Certain sectors of commercial properties, such as restaurants, mid- and small retail, recreational centers like gyms and yoga studios, plus hospitality properties like hotels, have been dramatically impacted by Gov. Jay Inslee’s “stay home” order.
The assessor’s office has been consulting with the state Department of Revenue on possible tools in state law to adjust commercial values – and, most importantly, help people get back on their feet – by allowing values to reflect the current situation.
“If we’d been hit by a massive earthquake, flood or tsunami, state law would give us tools to reset fair values, but the law doesn’t cover a pandemic like COVID-19,” Wilson said. “It’s just not fair to smack some of these hard-hit businesses and landlords with values set well before COVID-19 raced through the community.”
Wilson is asking the Legislature to amend state law to allow counties to adjust values to account for today’s situation accurately. He has identified two options for the legislature to consider if there is a special session this year:
* The law currently allows property owners to petition to have their value adjusted if a governmental restriction has an impact on the property. It is unclear whether COVID-19 government-imposed restrictions could be applied, so Wilson is proposing clarifying language.
* State law allows assessors to adjust taxable values if the property is damaged by a natural disaster, but not because of a pandemic. Wilson wants to expand the law to cover impacts as a result of governmental restrictions enacted during a public health pandemic.

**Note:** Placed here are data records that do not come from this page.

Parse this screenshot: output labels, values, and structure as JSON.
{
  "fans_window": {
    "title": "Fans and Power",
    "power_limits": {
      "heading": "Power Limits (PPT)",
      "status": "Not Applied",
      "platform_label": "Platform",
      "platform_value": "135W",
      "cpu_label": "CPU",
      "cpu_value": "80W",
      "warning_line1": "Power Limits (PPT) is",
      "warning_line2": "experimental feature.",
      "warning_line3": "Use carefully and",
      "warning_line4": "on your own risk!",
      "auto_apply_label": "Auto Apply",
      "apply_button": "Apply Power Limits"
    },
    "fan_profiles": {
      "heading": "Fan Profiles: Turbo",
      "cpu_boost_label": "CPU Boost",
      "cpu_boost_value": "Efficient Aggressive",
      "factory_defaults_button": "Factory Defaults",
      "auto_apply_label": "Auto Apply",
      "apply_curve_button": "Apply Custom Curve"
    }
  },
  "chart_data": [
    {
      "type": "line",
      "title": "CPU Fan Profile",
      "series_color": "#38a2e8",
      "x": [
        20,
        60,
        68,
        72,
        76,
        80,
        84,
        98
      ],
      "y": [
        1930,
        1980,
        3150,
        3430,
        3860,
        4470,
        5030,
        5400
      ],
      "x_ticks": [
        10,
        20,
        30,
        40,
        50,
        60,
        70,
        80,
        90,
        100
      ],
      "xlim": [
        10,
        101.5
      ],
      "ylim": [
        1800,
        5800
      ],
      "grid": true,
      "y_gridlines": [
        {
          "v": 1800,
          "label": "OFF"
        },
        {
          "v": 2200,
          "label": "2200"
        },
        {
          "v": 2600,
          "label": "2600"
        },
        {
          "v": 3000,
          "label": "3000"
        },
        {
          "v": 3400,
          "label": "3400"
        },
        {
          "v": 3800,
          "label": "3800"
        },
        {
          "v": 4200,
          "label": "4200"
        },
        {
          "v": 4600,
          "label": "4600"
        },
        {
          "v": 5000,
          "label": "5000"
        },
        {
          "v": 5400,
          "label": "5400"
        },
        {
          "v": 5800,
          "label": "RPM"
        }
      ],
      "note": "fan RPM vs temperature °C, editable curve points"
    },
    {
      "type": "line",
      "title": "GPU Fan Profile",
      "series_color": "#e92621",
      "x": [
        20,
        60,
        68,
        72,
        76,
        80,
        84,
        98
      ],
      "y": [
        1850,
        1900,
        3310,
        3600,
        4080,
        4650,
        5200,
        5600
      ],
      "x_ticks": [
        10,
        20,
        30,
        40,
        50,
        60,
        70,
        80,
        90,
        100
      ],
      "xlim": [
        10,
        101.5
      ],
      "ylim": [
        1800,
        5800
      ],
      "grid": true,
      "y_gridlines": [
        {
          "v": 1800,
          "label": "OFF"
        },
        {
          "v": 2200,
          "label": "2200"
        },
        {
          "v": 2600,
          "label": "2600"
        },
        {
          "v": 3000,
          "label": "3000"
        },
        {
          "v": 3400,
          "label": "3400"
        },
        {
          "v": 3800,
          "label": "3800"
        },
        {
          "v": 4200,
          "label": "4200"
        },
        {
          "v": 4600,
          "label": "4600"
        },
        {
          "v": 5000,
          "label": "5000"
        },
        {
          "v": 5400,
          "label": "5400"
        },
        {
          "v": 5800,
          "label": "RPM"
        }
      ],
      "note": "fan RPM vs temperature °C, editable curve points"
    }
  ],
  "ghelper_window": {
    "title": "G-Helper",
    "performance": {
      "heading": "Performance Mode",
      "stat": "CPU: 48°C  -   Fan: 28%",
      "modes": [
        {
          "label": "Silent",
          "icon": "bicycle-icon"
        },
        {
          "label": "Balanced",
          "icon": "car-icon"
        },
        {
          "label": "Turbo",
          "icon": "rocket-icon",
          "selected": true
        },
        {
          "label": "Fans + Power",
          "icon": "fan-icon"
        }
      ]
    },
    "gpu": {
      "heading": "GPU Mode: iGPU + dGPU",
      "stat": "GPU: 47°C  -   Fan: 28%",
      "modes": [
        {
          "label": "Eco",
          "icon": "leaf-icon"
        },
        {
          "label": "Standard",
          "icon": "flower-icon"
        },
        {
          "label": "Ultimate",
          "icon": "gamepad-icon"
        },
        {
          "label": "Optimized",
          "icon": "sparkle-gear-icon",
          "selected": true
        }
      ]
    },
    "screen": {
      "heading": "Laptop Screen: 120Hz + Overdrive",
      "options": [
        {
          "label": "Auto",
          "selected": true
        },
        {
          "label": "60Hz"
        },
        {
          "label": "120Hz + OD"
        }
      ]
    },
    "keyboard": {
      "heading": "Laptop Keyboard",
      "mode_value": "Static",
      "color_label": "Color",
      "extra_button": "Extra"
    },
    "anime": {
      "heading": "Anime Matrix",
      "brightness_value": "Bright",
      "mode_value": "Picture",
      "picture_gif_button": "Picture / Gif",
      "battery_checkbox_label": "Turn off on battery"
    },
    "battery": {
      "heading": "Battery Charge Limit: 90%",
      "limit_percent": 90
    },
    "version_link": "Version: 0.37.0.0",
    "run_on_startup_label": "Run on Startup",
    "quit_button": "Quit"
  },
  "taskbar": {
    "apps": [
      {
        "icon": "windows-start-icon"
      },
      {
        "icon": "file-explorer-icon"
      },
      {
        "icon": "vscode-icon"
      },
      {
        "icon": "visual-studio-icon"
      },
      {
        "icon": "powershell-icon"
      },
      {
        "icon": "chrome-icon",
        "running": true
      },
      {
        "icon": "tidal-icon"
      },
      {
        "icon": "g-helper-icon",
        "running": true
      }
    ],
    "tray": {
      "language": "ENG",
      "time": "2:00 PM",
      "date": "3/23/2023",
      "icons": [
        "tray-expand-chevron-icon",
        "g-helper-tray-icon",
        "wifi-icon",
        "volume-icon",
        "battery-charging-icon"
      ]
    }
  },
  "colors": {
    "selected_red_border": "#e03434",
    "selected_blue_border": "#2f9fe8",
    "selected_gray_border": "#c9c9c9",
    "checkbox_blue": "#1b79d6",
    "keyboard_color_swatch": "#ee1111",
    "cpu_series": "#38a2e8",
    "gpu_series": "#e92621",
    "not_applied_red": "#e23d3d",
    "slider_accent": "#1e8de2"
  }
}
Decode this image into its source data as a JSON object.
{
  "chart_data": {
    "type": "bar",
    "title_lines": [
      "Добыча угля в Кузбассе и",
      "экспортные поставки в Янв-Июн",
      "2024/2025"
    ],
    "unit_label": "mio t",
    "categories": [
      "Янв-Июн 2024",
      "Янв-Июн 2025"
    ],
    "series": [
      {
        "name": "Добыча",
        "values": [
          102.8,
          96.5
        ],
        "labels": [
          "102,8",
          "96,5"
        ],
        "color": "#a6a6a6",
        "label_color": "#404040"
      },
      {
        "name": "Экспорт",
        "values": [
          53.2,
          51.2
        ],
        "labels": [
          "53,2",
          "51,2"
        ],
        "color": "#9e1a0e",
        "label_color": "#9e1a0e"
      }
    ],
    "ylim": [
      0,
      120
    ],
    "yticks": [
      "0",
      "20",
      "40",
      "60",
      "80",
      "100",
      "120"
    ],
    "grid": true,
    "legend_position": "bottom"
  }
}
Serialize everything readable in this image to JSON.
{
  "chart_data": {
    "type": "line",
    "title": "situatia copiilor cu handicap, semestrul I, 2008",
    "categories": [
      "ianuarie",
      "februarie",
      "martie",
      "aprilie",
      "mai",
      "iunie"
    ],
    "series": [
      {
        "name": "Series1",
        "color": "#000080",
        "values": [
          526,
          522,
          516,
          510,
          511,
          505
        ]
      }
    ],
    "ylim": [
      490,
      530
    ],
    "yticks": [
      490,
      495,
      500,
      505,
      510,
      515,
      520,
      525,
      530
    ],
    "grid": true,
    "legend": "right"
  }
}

Roughly 55% of King County taxpayers pay their property taxes through their mortgage account on April 30. For the remainder who pay the property tax directly themselves, King County delayed the first payment deadline to June 1 without penalties or interest.
“This is simple,” Wilson said. “If your property values have been affected, you deserve to have that reflected in your 2020 valuation. If there is a special session, I hope the governor and Legislature give us more tools to assess values accurately. Also, I call on the federal government to continue and increase relief to all citizens and businesses struggling during this historic pandemic.”